Conservation easement preserve family's way of life
By LORNA THACKERAY Of The Billings Gazette Staff
Published on Sunday, February 26, 2006
Glasgow-area rancher Steve Page wasn't thinking about tax incentives when he negotiated a conservation easement on 24,000 acres in Valley County.
"The fundamental concern of our conservation easement is preservation of native sagebrush grasslands," he said.
But the easement that Page sold to the Montana Department of Fish, Wildlife and Parks may help keep his sons and grandchildren on land that his wife's family has owned since 1912.
"We consider it a long-term family operation," he said. "My sons are fourth-generation."
The easement hasn't interfered with the ranch operation. A grazing management plan was adopted to benefit wildlife habitat, but it was nothing he objected to.
"The most significant aspect is that this will be maintained as a livestock operation," he said.
Beyond protection of a family way of life, the easement had the advantage of reducing the value of the ranch. That, in turn, will reduce inheritance tax liability.
As the price of land continues to rise, the reduction in value can become important to multigeneration operations. It can mean the difference between selling the farm to pay the taxes and keeping it in the family for generations to come.
Landowners who donate easements can also receive hefty federal income-tax deductions, said his daughter, Mary Page, who runs the Montana Land Reliance's Eastern Montana office in Billings. State taxes won't change, however. Under Montana law, conservation easements do not affect values for property tax purposes.
But federal law considers the decreased value of the land as a charitable contribution for tax purposes. Under the law, donors can deduct an amount up to 30 percent of adjusted gross income and spread it over six years.
Legislation that would make land easement donations more attractive by allowing donors to extend use of the deduction to up to 16 years has been passed in the U.S. Senate. It also increases the amount that farmers and ranchers can offset up to 100 percent of adjusted gross income. The House version of the tax legislation, however, does not contain these provisions. A conference committee of House and Senate lawmakers will try to forge a compromise starting this week.
If the tax breaks are increased, Mary Page said, "a lot of people have said they will place conservation easements on their property."
How much the deduction is worth depends on how much the easement shaves off the value of the land.
To be eligible for the deduction, a qualified independent appraiser must establish a pre-easement fair market value for the property. Then the appraiser does a second evaluation based on what the land is worth with the attached easement. The difference between the two appraisals constitutes the charitable contribution.

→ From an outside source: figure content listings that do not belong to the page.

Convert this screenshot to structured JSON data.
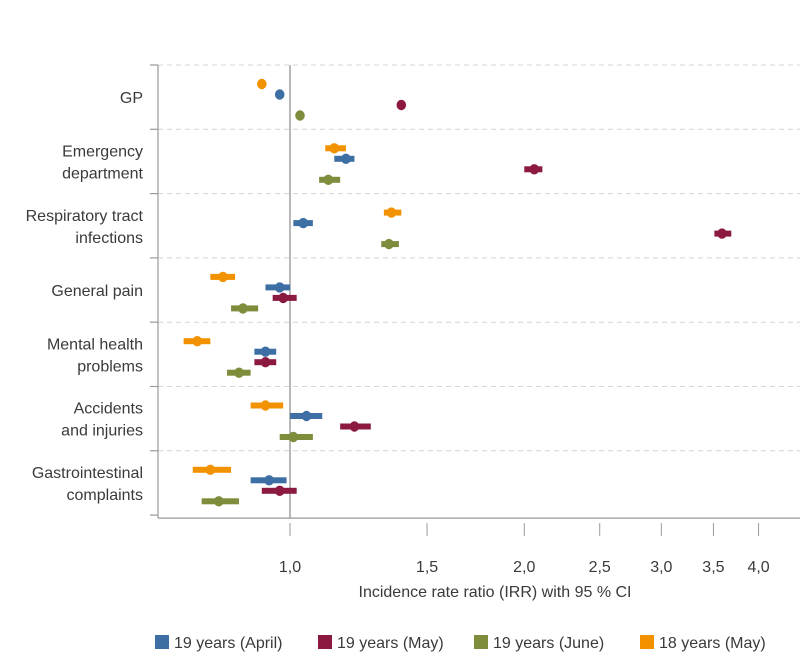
{
  "chart_data": {
    "type": "forest",
    "xlabel": "Incidence rate ratio (IRR) with 95 % CI",
    "x_scale": "log",
    "xlim": [
      0.68,
      4.5
    ],
    "reference_line": 1.0,
    "x_ticks": [
      1.0,
      1.5,
      2.0,
      2.5,
      3.0,
      3.5,
      4.0
    ],
    "x_tick_labels": [
      "1,0",
      "1,5",
      "2,0",
      "2,5",
      "3,0",
      "3,5",
      "4,0"
    ],
    "grid": "horizontal dashed between categories",
    "legend_position": "bottom",
    "categories": [
      [
        "GP"
      ],
      [
        "Emergency",
        "department"
      ],
      [
        "Respiratory tract",
        "infections"
      ],
      [
        "General pain"
      ],
      [
        "Mental health",
        "problems"
      ],
      [
        "Accidents",
        "and injuries"
      ],
      [
        "Gastrointestinal",
        "complaints"
      ]
    ],
    "series": [
      {
        "name": "18 years (May)",
        "color": "#f39200",
        "legend_order": 3,
        "values": [
          0.92,
          1.14,
          1.35,
          0.82,
          0.76,
          0.93,
          0.79
        ],
        "ci_low": [
          0.92,
          1.11,
          1.32,
          0.79,
          0.73,
          0.89,
          0.75
        ],
        "ci_high": [
          0.92,
          1.18,
          1.39,
          0.85,
          0.79,
          0.98,
          0.84
        ]
      },
      {
        "name": "19 years (April)",
        "color": "#3d6fa5",
        "legend_order": 0,
        "values": [
          0.97,
          1.18,
          1.04,
          0.97,
          0.93,
          1.05,
          0.94
        ],
        "ci_low": [
          0.97,
          1.14,
          1.01,
          0.93,
          0.9,
          1.0,
          0.89
        ],
        "ci_high": [
          0.97,
          1.21,
          1.07,
          1.0,
          0.96,
          1.1,
          0.99
        ]
      },
      {
        "name": "19 years (May)",
        "color": "#8c1a40",
        "legend_order": 1,
        "values": [
          1.39,
          2.06,
          3.59,
          0.98,
          0.93,
          1.21,
          0.97
        ],
        "ci_low": [
          1.39,
          2.0,
          3.51,
          0.95,
          0.9,
          1.16,
          0.92
        ],
        "ci_high": [
          1.39,
          2.11,
          3.69,
          1.02,
          0.96,
          1.27,
          1.02
        ]
      },
      {
        "name": "19 years (June)",
        "color": "#7e8d3c",
        "legend_order": 2,
        "values": [
          1.03,
          1.12,
          1.34,
          0.87,
          0.86,
          1.01,
          0.81
        ],
        "ci_low": [
          1.03,
          1.09,
          1.31,
          0.84,
          0.83,
          0.97,
          0.77
        ],
        "ci_high": [
          1.03,
          1.16,
          1.38,
          0.91,
          0.89,
          1.07,
          0.86
        ]
      }
    ]
  }
}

Most of the time, the easement knocks off between 20 and 30 percent of the market value, said David Dietrich, a Billings attorney specializing in agricultural real estate law. But market value can be more seriously affected on properties with high development potential. An easement on a property with subdivision possibilities could mean an 80 percent reduction in market value, he said.
"We don't see a lot of 70 or 80 percent takedowns, but they're out there," he said.
Until recently, most of the interest in easements as an estate planning tool came from Western Montana, where land prices have soared on the basis of what people are willing to pay for recreational and amenity values. Inheritance taxes are based on those inflated values, not on the value of the ranch as an agricultural property. Cash poor, land rich families face selling all or part of the land to pay the taxes.
"In the 1980s and 1990s, what we were seeing was really high land prices in the Flathead and Bitterroot," Dietrich said. "It's starting to move into the Gallatin. It's moving east into the Yellowstone. We're seeing that it's no longer agricultural values in a lot of places. It's recreation value. In the Musselshell, all you have to do is add elk."
Jim Taylor, a managing director at Hall and Hall in Billings, one of the West's largest farm-ranch realty and management companies, said there is always a recreational component in land sales, but in Eastern Montana, buyers are still more interested in operating values.
The hottest properties are those in reasonable proximity to towns and airports, he said. Rivers or live waters, diverse terrain and areas where elk and waterfowl are plentiful draw a lot of interest, and they tend to be scattered around, Taylor said.
"The remote ranches are probably not as desirable," he noted. "But there are so many factors that come into values."
A lot of property in Eastern Montana has been on the market during the last 10 to 12 years, said Mark Norem, a Big Timber real estate agent and land manager with clients all over the West. Much of the land has been purchased by neighbors expanding their operations. To make a living in agriculture, ranches and farms have to keep getting bigger, he said.
But competing buyers from outside the community may undermine some expansion plans.
"Land is getting pretty expensive for neighbors to buy," Taylor said.